Authorities have detained a key aide to the father of Pakistan's atom bomb for questioning as they investigate reports of the possible transfer of nuclear technology to Iran, Pakistani officials said Sunday.
Pakistan questioned Abdul Qadeer Khan, revered as a national hero for developing the nuclear device, and several of his colleagues in recent weeks after a UN nuclear agency began a probe into possible links between the Pakistani and Iranian nuclear programs.
A senior government official said Islam-ul-Haq, Khan's principal secretary, was detained for questioning on Saturday evening in Islamabad. "He was rounded up in connection with the probe of the Iranian nuclear program," said the official, who asked not to be named.

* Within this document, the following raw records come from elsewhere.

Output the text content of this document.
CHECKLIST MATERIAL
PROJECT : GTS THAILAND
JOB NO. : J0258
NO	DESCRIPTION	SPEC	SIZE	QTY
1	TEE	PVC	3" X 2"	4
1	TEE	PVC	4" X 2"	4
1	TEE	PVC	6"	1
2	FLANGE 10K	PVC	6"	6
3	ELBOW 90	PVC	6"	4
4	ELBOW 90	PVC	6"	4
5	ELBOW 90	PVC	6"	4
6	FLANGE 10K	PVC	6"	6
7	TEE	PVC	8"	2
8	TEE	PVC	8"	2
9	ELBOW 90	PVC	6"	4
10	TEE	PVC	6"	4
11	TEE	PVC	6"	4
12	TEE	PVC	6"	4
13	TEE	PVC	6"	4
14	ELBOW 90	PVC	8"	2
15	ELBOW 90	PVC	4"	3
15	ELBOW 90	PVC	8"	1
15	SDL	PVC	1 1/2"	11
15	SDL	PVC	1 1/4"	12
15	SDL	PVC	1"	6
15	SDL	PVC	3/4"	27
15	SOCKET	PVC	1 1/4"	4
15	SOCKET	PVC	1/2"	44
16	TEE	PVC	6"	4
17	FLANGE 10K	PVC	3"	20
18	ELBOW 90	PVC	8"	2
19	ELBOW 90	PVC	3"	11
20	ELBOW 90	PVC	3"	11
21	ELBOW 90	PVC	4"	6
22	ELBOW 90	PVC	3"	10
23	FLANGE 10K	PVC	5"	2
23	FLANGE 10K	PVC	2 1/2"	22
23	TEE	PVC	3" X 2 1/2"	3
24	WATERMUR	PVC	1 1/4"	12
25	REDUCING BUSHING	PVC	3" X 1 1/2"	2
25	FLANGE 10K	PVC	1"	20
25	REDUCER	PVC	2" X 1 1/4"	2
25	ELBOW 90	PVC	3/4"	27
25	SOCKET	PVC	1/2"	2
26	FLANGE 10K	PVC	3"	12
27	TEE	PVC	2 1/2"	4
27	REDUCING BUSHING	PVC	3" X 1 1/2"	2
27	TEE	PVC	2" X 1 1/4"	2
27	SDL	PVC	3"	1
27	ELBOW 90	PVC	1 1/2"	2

Pakistan says some of its scientists may have been driven by "personal ambition or greed" to export technology to Iran but denies the government itself was ever involved in such technology transfer.
The detention of Haq came hours after President Pervez Musharraf said Pakistan faced serious accusations of spreading terrorism and nuclear technology.
"Our nuclear and missile power is for the defence of Pakistan," Musharraf told a noisy parliament session on Saturday.
"But we have to assure the world that we are a responsible nation and we will not allow proliferation of nuclear weapons."
The New York Times on Saturday quoted US law enforcement officials as saying they were looking into whether the Pakistani Government was involved in a plot by a South African businessman to export trigger devices that could be used for nuclear weapons.
It quoted a Pakistani diplomat in Washington as saying Islamabad would cooperate in the investigation but denied its involvement in the export deal.